2. Pediatric populations with extremity injuries or severe head injuries were at greatest risk of functional impairment at discharge.
Evidence Rating Level: 2 (Good)
Pediatric injuries often result in short- and long-term functional impairments, negatively impacting quality of life to a degree that cannot be ascertained by mortality statistics. Quality of care may be better assessed by investigating these impairments and the characteristics of children and adolescents at highest risk. This prospective cohort study of the Assessment of Functional Outcomes and Health-Related Quality of Life After Pediatric Injury evaluated injury categories associated with increased prevalence of functional impairment in pediatric populations receiving treatment at one of seven pediatric trauma centers from March 2018 to February 2020. Participants were all >15 years and hospitalized with ≥1 serious injury (Abbreviated Injury Scale score ≥3, or Glasgow Coma Scale score <9, or Glasgow Coma Scale motor score <5).
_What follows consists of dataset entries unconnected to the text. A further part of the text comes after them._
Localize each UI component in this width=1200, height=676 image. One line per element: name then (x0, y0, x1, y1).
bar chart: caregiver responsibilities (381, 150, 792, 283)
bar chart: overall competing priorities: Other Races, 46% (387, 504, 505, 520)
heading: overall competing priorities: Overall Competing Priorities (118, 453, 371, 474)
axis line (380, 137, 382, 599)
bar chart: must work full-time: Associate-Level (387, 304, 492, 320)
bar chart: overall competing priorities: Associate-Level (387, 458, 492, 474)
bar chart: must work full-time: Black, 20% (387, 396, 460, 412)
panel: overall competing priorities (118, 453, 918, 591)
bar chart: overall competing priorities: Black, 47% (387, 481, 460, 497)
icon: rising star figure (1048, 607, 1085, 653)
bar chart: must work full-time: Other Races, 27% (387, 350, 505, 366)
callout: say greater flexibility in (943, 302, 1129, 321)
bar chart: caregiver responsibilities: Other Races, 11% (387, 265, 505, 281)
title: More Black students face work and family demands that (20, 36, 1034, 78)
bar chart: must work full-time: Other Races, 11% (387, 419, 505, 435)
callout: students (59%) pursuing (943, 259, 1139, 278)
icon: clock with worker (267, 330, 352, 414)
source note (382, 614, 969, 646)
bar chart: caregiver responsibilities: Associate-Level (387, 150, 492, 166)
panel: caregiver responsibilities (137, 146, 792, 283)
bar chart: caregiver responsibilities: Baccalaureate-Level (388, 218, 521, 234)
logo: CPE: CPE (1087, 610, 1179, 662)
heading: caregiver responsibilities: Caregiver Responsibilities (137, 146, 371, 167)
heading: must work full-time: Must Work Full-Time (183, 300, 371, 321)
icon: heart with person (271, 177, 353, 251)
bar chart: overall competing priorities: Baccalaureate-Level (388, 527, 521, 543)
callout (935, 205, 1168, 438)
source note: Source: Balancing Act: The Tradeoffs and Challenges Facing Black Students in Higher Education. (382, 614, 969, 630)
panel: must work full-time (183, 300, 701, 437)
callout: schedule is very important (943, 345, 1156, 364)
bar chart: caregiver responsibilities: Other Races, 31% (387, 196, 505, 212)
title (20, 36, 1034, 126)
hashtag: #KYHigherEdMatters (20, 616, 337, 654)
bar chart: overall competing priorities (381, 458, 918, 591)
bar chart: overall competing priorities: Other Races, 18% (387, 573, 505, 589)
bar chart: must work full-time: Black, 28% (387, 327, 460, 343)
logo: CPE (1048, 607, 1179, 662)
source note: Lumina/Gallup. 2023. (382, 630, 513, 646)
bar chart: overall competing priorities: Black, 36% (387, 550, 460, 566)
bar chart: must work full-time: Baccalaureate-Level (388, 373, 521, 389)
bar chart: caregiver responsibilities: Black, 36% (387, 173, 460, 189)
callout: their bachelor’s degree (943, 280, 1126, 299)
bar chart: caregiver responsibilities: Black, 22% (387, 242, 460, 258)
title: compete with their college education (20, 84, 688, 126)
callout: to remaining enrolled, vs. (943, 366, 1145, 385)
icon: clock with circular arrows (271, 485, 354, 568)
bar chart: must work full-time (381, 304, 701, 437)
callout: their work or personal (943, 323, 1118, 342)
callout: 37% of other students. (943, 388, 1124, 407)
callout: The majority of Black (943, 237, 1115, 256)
The Functional Status Scale (FSS) was used to assess changes in morbidity in mental status, sensory, communication, motor function, feeding, and respiratory domains. The study included 427 injured children and adolescents (median [IQR] age = 7.2 [2.5 to 11.7] years, 36.5% female). Of these, 17.3% had a new FSS domain morbidity at discharge. Increases in new FSS domain morbidities was greatest among those with several injured body regions and severe head trauma (83.3%). The lowest increases in new morbidities were found among those with isolated head injuries of mild-to-moderate severity (1.2%). Adjusting for oversampling of specific injury types, 14.4% of seriously injured children and adolescents had functional impairment at discharge, with the largest proportions attributable to extremity injuries (40.3%) and severe traumatic brain injuries (34.4%). Overall, this study found that most children and adolescents with injuries returned to baseline status by hospital discharge. However, more significant extremity and head injuries suggest a greater risk of functional impairment at discharge.